Yes, the push to diversify stock car racing has been agonizingly slow, but there has been a push where there once was pushback. Larson himself is a graduate of NASCAR’s well-intended but oft mismanaged Drive for Diversity program. Bubba Wallace alone isn’t enough behind the wheel, and his social media feeds are still too pocked with racial jabs, but his fellow racers and the sanctioning body have always stood by his side. NASCAR races are still America’s greatest weekly concentration of Confederate battle flag displays this side of Civil War reenactments, but NASCAR has tried to bring that number down, even setting up flag trade stations where turning in a Confederate banner will earn fans a free flag of their favorite driver or racetrack.
For the past two decades, NASCAR brass have rolled that boulder up the mountain, tirelessly working to change the sport’s long ago earned but increasingly dated perception as a safe place for racists.
On Sunday, Larson pushed the rock back down the hill with two syllables. He says he didn’t mean to. That doesn’t matter because the truth is that he did it. And he immediately made life a helluva lot more difficult for a helluva lot of people who don’t deserve it.
It would have been bad enough had he slowed only NASCAR’s surprising momentum procured during a five-week, coronavirus-lockdown, esports phenomenon. It would have been bad enough if he had wrecked only his own resurgent NASCAR career. But he did way more than that.
He gave people the excuse they needed to pull out the old newsreel footage of George Wallace at Talladega and Johnny Reb at Darlington, to talk about Wendell Scott having his only win taken away by racist race officials or to hit play on the new Willy T. Ribbs documentary “Uppity” while they are stuck in the house.
“See?! Nothing has changed in NASCAR, has it?!”

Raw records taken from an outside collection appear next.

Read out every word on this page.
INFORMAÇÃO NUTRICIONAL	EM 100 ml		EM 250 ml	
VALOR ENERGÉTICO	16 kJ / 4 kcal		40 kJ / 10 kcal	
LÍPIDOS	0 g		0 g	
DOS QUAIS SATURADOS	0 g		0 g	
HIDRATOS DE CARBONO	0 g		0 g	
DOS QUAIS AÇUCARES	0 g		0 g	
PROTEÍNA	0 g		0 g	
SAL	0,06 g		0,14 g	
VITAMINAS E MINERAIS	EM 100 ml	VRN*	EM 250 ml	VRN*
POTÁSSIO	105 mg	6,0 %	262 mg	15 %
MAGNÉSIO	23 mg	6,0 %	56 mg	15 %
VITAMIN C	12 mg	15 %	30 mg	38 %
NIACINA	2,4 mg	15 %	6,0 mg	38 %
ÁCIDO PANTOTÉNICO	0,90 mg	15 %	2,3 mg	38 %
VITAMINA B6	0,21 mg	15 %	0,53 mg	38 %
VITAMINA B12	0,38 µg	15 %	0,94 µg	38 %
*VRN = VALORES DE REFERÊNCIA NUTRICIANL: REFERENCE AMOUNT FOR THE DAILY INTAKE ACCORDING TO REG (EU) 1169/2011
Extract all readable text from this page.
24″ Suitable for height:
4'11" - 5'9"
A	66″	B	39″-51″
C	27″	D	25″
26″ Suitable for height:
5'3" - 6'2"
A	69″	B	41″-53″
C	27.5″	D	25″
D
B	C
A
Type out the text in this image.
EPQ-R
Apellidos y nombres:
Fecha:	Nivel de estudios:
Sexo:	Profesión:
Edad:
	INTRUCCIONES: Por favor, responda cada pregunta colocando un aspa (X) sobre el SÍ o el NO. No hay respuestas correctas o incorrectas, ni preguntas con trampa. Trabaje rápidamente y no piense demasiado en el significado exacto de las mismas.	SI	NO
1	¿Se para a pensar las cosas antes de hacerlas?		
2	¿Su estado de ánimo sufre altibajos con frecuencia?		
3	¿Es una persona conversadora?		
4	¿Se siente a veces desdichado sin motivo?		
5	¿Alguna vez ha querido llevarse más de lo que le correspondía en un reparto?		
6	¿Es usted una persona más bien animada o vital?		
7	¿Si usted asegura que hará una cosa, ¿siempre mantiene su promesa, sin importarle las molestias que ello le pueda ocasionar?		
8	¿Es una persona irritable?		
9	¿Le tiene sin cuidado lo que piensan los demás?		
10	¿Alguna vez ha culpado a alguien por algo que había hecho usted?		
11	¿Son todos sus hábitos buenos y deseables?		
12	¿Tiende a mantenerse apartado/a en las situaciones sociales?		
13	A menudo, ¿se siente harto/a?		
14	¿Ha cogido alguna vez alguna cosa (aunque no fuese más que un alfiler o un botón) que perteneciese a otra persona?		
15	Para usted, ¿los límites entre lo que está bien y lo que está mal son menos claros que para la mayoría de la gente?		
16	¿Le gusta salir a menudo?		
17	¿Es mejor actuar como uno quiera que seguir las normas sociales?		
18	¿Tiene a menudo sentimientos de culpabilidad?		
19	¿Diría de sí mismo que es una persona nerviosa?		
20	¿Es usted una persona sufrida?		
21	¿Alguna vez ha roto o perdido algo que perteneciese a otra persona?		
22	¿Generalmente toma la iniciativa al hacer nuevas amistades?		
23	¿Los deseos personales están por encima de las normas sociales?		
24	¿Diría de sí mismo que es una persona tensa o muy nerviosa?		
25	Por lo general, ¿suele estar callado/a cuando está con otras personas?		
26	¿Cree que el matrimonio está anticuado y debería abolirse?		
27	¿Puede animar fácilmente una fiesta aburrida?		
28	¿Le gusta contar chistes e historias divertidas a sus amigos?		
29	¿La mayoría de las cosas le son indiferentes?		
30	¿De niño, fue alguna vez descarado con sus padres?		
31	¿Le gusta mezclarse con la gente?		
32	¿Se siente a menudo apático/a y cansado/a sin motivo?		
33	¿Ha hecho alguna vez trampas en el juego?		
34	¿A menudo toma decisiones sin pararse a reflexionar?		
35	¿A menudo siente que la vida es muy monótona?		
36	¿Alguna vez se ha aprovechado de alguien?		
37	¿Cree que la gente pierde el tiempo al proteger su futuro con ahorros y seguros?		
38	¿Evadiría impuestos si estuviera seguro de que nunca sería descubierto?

Is that fair? No. But neither is this situation that Larson has created.
Perhaps Kyle Larson will figure out how to save his career. Perhaps he will even figure out a way to remove what is most likely to be a lifelong asterisk of *that guy who said the N-word. I hope so. I hope he learns from this, and I hope even more strongly that he uses this experience to help others learn from it. We’ll see.
But right now, for anyone who says they truly love NASCAR, Larson’s future shouldn’t be the immediate concern. Just like with a crash on a Sunday, there’s a lot more damage to fix here than can be seen from the grandstand.
Let Larson do his own repair work. There’s plenty to go around for everyone else.